On one hand, a study from the 12 de Octubre University Hospital and the Francisco de Vitoria University, both in Madrid, published in Nature Communications, has shown that it is weakening the castle walls. In other words, thinning the membrane of the tumor cell, making it more permeable and allowing chemotherapy to penetrate much more effectively. Víctor Sánchez-Arévalo, head of the Molecular Oncology Group at the Francisco de Vitoria University and and the Hospital 12 de Octubre (UFV-H12O) and principal investigator, points to the target that makes it possible: the enzyme ELOVL6, "responsible for elongating the chains of fatty acids present, among others, in the plasma membranes of cells."
The expression of this biological catalyst is regulated by the oncogene c-MYC, "which is usually altered and overexpressed in pancreatic cancer, implying that there are also high levels of ELOVL6." "Its inhibition or silencing, both by chemical and genetic methods, alters the physicochemical properties of the cell membrane, making it less rigid and more permeable. As a result, chemotherapy penetrates it more easily enhancing its action," details Sánchez-Arévalo.
The researcher points out that the effect is mainly observed in those chemotherapies that use nanoparticles to deliver drugs against tumor cells, such as paclitaxel, a common medication against this cancer. Consequently, "it would be possible to achieve the same effect on cancer cells with a lower dose of chemotherapy, also reducing its toxicity," he emphasizes.
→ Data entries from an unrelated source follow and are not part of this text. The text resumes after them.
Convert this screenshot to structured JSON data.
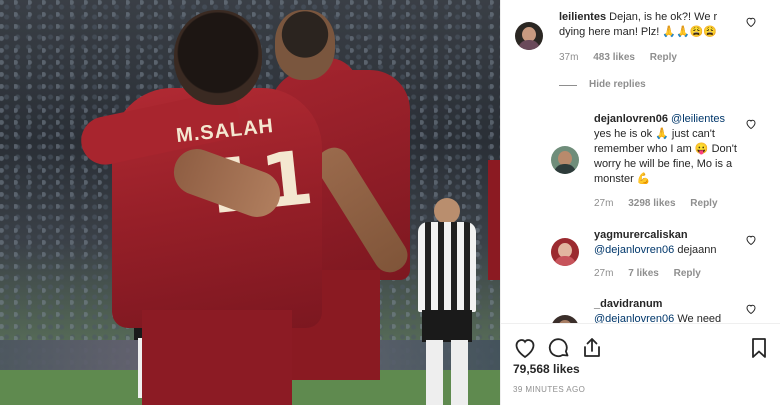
{
  "post": {
    "photo_alt": "Liverpool players embracing",
    "player_name": "M.SALAH",
    "player_number": "11"
  },
  "comments": [
    {
      "username": "leilientes",
      "text": "Dejan, is he ok?! We r dying here man! Plz! 🙏🙏😩😩",
      "time": "37m",
      "likes": "483 likes",
      "reply": "Reply"
    }
  ],
  "hide_replies_label": "Hide replies",
  "replies": [
    {
      "username": "dejanlovren06",
      "mention": "@leilientes",
      "text": "yes he is ok 🙏 just can't remember who I am 😛 Don't worry he will be fine, Mo is a monster 💪",
      "time": "27m",
      "likes": "3298 likes",
      "reply": "Reply"
    },
    {
      "username": "yagmurercaliskan",
      "mention": "@dejanlovren06",
      "text": "dejaann",
      "time": "27m",
      "likes": "7 likes",
      "reply": "Reply"
    },
    {
      "username": "_davidranum",
      "mention": "@dejanlovren06",
      "text": "We need",
      "time": "",
      "likes": "",
      "reply": ""
    }
  ],
  "actions": {
    "like_icon": "heart-icon",
    "comment_icon": "comment-icon",
    "share_icon": "share-icon",
    "save_icon": "bookmark-icon"
  },
  "likes_count": "79,568 likes",
  "time_ago": "39 MINUTES AGO"
}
On the other hand, PNAS has published a joint work from the Research Institute of Hospital del Mar, IIBB-CSIC-IDIBAPS, Mayo Clinic, Institute of Experimental Biology and Medicine (CONICET, Argentina), and CaixaResearch Institute that opens the door to new strategies. Here, the assault would occur thanks to the identification of one of the members of the crew, responsible for its aggressiveness: an unknown function until now of the protein Galectin-1 within the nucleus of fibroblasts.
"This stroma is considered a key piece, as it interacts with cancer cells, protects them and prevents the action of drugs. In addition, stromal cells, particularly fibroblasts, produce substances that facilitate neoplastic growth and spread," explains Pilar Navarro, from Hospital del Mar and IIBB-CSIC-IDIBAPS.
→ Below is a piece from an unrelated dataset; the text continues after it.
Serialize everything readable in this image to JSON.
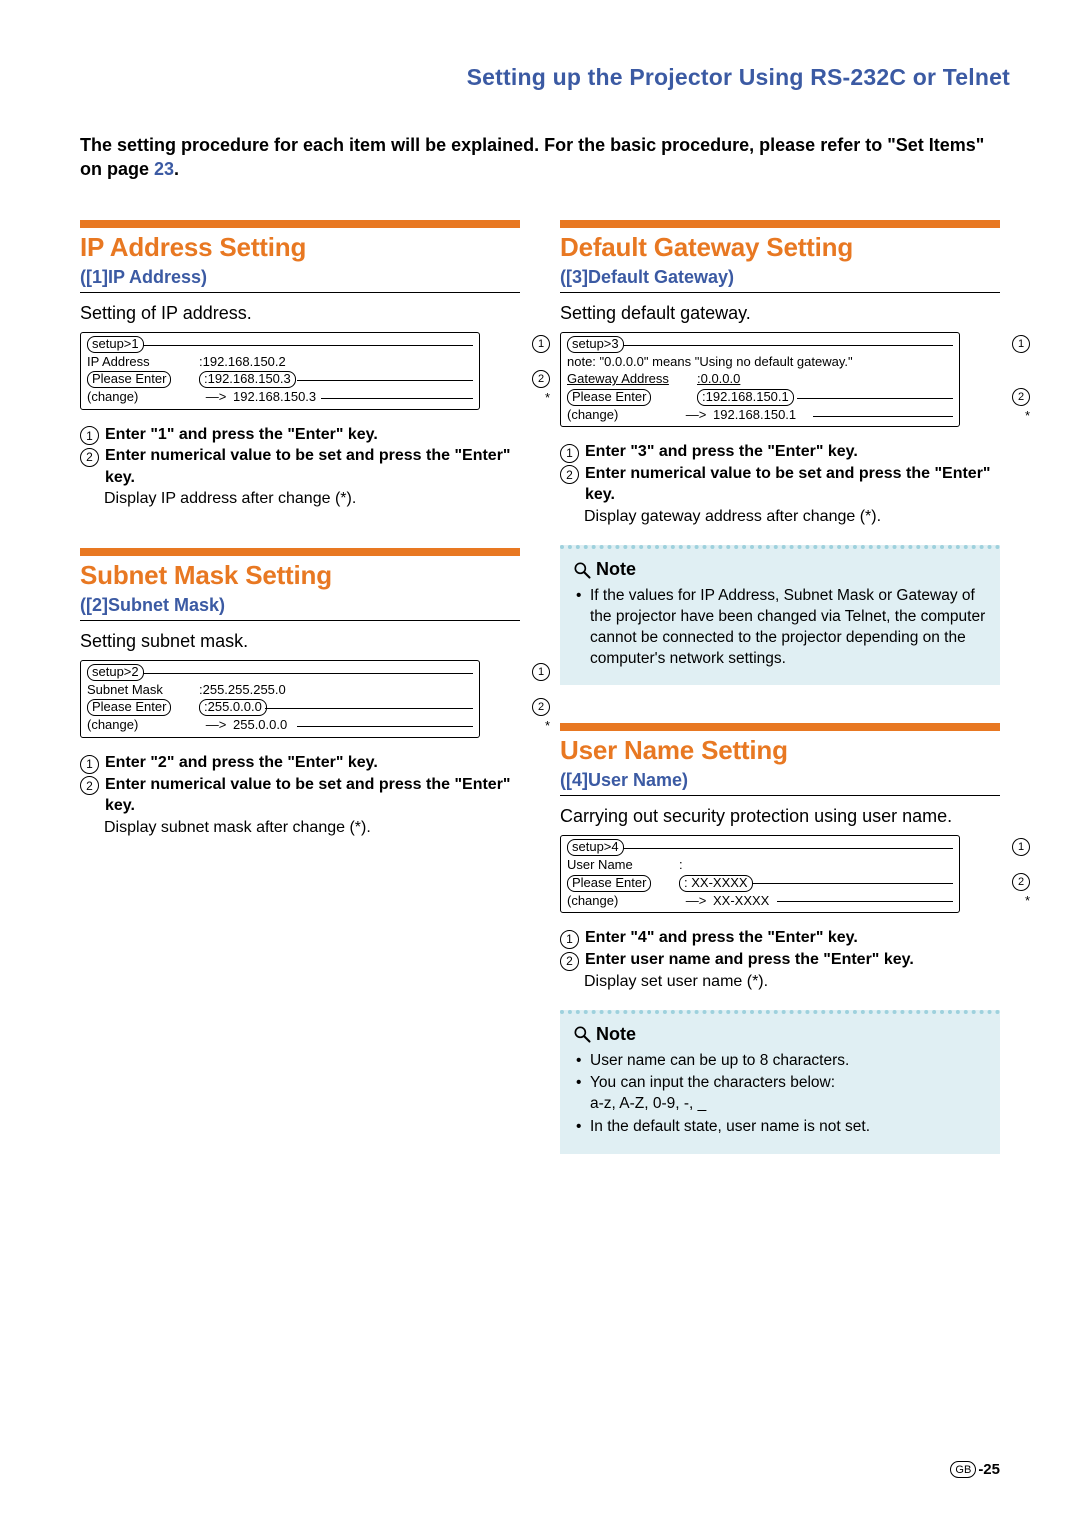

This team of scientists has tested this theory on patient samples, which has allowed them to verify the presence and function of Galectin-1 in the nucleus of fibroblasts. Along with this, they have conducted in vitro experiments with human fibroblastic cell lines, where they have investigated the effects of inhibiting both the protein and the KRAS gene, observing a deactivation of these cells. This creates a gap in their ranks, meaning it would prevent fibroblasts from collaborating with tumor cells.
Gabriel Rabinovich, a researcher at IBYME (CONICET), outlines the following steps. "We will explore therapeutic combinations that allow inhibiting Galectin-1 both extracellularly and intracellularly. In fact, this protein also participates in key processes for the tumor such as blood vessel formation and resistance to immunotherapy. Therefore, this strategy becomes particularly important considering the multiple antitumor capabilities of inhibiting this protein."
Barbacid concludes that "bringing our immune system to tumor cells, that is, something similar to what we know as immunotherapy or finding ways to overcome tumor resistance mechanisms to personalized therapies will be two important milestones in fighting against this terrible disease."